Jayhawks show off a career still in flight

It may have taken 26 years, but things have finally started to settle down for the Jayhawks.

The five-piece alt-country band from Minneapolis has gone through a five-year hiatus and numerous lineup changes — including the decade-long departure of guitarist and vocalist Mark Olson, which left fellow guitarist Gary Louris in charge of the bulk of the band’s songwriting.

In 2009, the band reunited and Olson and Louris began collaborating on new material. On Saturday, at a nearly full Beaumont Club, the Jayhawks played a few of these new songs but drew predominantly from a large and dynamic back catalog to showcase and celebrate its great music.

The band opened its nearly two-hour set with the folksy “Wichita” and followed it with “Cinnamon Love” — a punchy rock song found on the band’s most recent album, “Mockingbird Time.”

The vocal tandem of Olson and Louris sounded nearly flawless.
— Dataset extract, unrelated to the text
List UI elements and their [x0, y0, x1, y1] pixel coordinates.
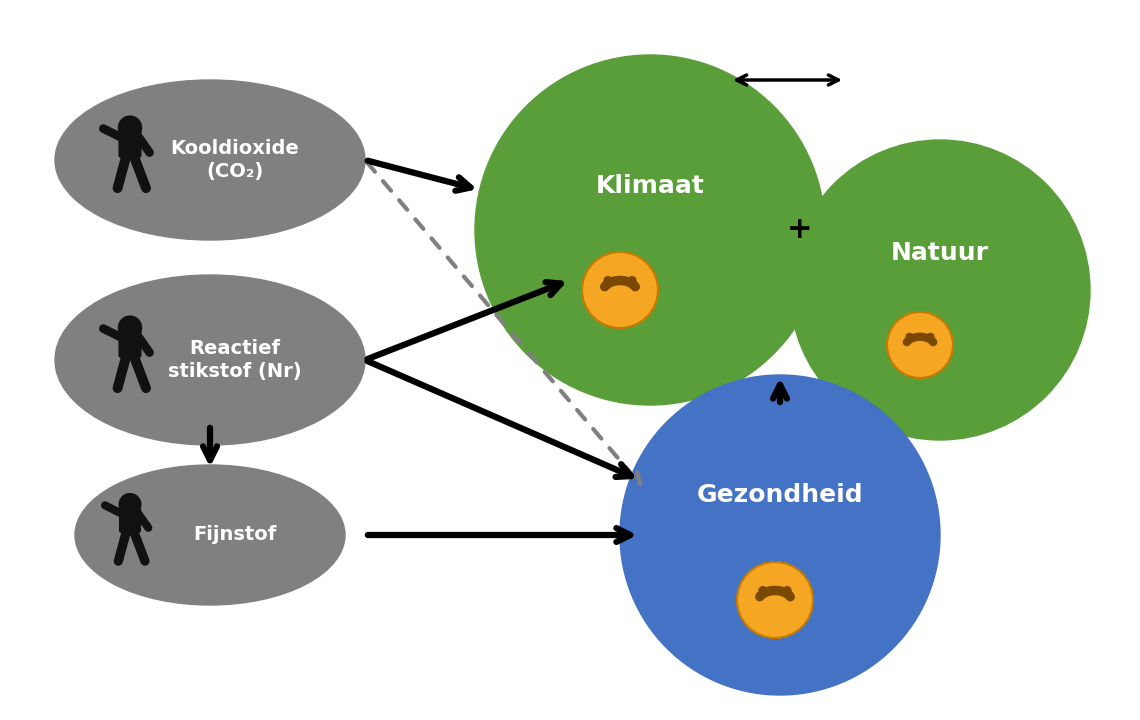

The harmonies during “Two Angels” and “She Walks in So Many Ways” created some impressive Byrds-esque moments in which each singer complemented the other without overpowering the song.

Songs like “Closer to Your Side” and “I’d Run Away,” which evokes Gram Parsons’ best material, highlight Olson and Louris’ craftsmanship as songwriters.

The setlist favored uptempo songs, which is also when the band is at its best. The poppy “Miss Williams’ Guitar” (a love song for Olson’s former wife, singer/songwriter Victoria Williams) sounded great and featured some nice guitar work by Louris, whose fretwork was brilliant throughout the show.

Slower numbers provided a nice change of pace, like the melodic “Take Me With You (When You Go)” and “A Break in the Clouds.” The mood of the concert never dipped, but it threatened to drag during the all-too-slow “Clifton Bridge.” Fortunately, the band quickly followed it with the energetic “Angelyne” and the hypnotic “Black-Eyed Susan.”

The night’s best moments included an impassioned version of one of the Jayhawks’ best-known songs, “Blue,” which had the audience singing and clapping along.

A spirited take on the Sister Rosetta Tharpe gospel number “Up Above My Head” was equally memorable.

The night ended with a cover of Grand Funk Railroad’s “Bad Time” — a straightforward rock song proving that even if things have settled down for the Jayhawks, they can still throw a fun party.